今回の実験は、医療現場のニーズおよび患者さんのニーズから出てきた、患者さんのための技術開発であるであることを強調したいと思います。
- 本実験の目的は、消化器疾患の診断・治療に必須の消化管内視鏡の動画像を離れた地域の病院間で、画質を落とさずリアルタイムに伝送し、例えば診断の難しい疾患などの場合に、離れた他病院の専門医に画像を送り診療・治療に役立るなど、実際の診察への有用性を確認することです。
今回、消化器内科および情報医科学センターは共同して、KDDI株式会社/研究所/テクノロジーおよび通信総合研究所の全面的協力により、次世代高速ネットワークであるJapan Gigabit Network(JGN)と高品位映像配信技術であるDigital Video Transport System(DVTS)を用い、高精細医用動画像の病院間転送実験を行いました。

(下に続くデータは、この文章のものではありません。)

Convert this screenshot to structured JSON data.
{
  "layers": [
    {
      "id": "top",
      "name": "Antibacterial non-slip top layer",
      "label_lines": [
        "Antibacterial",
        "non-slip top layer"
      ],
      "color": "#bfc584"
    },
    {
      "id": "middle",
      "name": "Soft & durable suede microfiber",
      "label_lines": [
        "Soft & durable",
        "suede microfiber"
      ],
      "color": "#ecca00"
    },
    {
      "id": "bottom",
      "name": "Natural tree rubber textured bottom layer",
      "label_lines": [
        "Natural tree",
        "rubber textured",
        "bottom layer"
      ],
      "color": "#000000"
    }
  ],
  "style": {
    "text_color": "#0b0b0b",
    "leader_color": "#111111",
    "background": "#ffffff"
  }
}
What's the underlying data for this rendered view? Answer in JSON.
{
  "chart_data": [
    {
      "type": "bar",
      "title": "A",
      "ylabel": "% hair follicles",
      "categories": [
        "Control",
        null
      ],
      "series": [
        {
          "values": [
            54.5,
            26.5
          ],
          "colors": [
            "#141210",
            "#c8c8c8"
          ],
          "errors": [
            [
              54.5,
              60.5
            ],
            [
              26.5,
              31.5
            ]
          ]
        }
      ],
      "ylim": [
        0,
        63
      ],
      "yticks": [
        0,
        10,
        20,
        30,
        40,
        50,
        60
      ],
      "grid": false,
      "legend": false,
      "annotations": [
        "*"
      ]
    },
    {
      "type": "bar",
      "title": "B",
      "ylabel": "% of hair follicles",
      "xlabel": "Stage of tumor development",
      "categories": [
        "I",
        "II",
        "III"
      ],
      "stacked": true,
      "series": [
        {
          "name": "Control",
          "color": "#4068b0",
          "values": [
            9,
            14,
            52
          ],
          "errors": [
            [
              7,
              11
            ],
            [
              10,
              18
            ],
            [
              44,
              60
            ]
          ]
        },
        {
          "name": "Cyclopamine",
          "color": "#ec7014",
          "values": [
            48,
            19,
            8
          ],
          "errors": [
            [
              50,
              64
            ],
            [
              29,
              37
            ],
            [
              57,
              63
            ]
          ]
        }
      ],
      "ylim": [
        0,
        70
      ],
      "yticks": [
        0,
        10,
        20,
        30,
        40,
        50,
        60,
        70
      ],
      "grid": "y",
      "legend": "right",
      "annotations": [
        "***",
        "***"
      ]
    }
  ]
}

- 本実験は、先端的インターネット技術を組み合わせることにより、画像通信端末として通常の通常のパソコンを使用して、簡単操作で、どこでも、しかも高品位の動画を用いた普及型遠隔医療が実現できるようなシステムを構築することを目的としました。安価かつ柔軟性・汎用性に優れたシステムであり、この環境を利用して簡便で経済的な遠隔医療を実現することが可能です。
このシステムにより、大学と関連病院間の普及型遠隔医療が国内で初めて現実のものとなります。即ち、患者さんは遠方から特定の専門病院に行く必要がなくなり、どこの病院に行っても同じ専門レベルの診断・医療が受けられることになります。
- 本実験の結果から、本技術は今後1-2年の単位で、内視鏡診療実験など消化器内科領域に止まらず、皮膚科領域、外科領域など、他の様々な専門医療領域に応用範囲が拡充されていく見通しです。また、一大学の関連病院間のみならず、他大学との国内病院連携、更に将来的には海外との相互高品位医療動画画像転送も視野に入れた、国際的な病院連携を構築できる可能性が膨らみました。